Tage der Trauer und Proteste
Seit Tagen kommen nacheinander von Schiffen der NGOs, der italienischen Küstenwache oder anderen Frontex zugehörigen Kontrollorganen gerettete Migrant*innen in diversen Häfen Siziliens an. Den Ankünften folgt die Zählung der Toten. Seit der vergangenen Woche wird die Liste andauernd aktualisiert: Die letzten Todesfälle wurden in der von dem deutschen Schiff geretteten Gruppe gezählt. Darunter sollen mindestens drei Menschen die Überfahrt nicht überlebt haben, nach der erneuten Katastrophe, die sich 70 Meilen vor den Küsten Libyens ereignet hat. Von dieser haben die heute Morgen angekommenen Überlebenden erzählt. Mindestens 100 Personen seien vom Meer verschluckt worden, ein Meer, das in den kommenden Tagen die Körper, die es nicht verdauen kann, ausspucken wird!
Die in Trapani angekommenen Personen (ca. 250 aus der Subsahara) sind in den Hotspot von Milo verlegt worden, wo man sie in den nächsten Tagen identifizieren wird und in die in anderen Regionen gelegenen außerordentlichen Aufnahmezentren (ital.
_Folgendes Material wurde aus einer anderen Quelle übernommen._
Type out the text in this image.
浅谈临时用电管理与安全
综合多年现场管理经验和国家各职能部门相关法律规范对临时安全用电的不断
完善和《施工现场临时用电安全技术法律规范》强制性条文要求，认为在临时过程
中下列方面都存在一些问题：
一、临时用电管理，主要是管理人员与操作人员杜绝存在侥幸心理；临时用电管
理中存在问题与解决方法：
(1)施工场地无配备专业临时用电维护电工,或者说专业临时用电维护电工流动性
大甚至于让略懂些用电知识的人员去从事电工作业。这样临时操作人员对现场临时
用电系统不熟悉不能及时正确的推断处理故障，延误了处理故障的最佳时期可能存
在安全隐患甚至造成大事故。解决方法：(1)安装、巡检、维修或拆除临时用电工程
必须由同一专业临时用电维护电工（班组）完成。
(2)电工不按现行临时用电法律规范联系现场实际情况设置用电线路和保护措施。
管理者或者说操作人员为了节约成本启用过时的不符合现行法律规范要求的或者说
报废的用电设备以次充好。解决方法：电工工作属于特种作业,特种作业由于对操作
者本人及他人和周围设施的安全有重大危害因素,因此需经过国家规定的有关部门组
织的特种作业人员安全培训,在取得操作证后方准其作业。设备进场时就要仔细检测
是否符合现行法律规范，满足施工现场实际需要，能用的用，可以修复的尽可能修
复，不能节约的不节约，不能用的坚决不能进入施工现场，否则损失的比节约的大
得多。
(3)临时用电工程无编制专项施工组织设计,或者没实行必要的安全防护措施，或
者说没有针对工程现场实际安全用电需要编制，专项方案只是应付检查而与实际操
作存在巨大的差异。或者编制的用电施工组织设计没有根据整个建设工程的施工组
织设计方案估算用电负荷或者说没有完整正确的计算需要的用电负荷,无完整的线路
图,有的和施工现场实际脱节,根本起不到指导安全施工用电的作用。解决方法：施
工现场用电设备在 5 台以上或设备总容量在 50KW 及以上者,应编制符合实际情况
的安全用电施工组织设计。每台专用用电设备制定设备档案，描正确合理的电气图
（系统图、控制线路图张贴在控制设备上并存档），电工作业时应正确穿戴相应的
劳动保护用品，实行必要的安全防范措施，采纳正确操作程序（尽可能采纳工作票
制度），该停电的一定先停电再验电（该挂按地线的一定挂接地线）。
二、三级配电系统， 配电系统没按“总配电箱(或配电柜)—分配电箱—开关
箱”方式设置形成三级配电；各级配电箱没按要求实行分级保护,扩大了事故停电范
CAS) verlegen wird, während die unbegleiteten Minderjährigen in Gemeinschaftsunterkünften untergebracht werden.
24 Überlebende des Unglücks vor der Küste Libyens sind auf der pelagischen Insel in dem Hotspot des Bezirks Imbriacola untergebracht worden. Sie sind zu den Hunderten von Migrant*innen hinzugekommen, die sich seit 4 Monaten illegal in der Einrichtung aufhalten.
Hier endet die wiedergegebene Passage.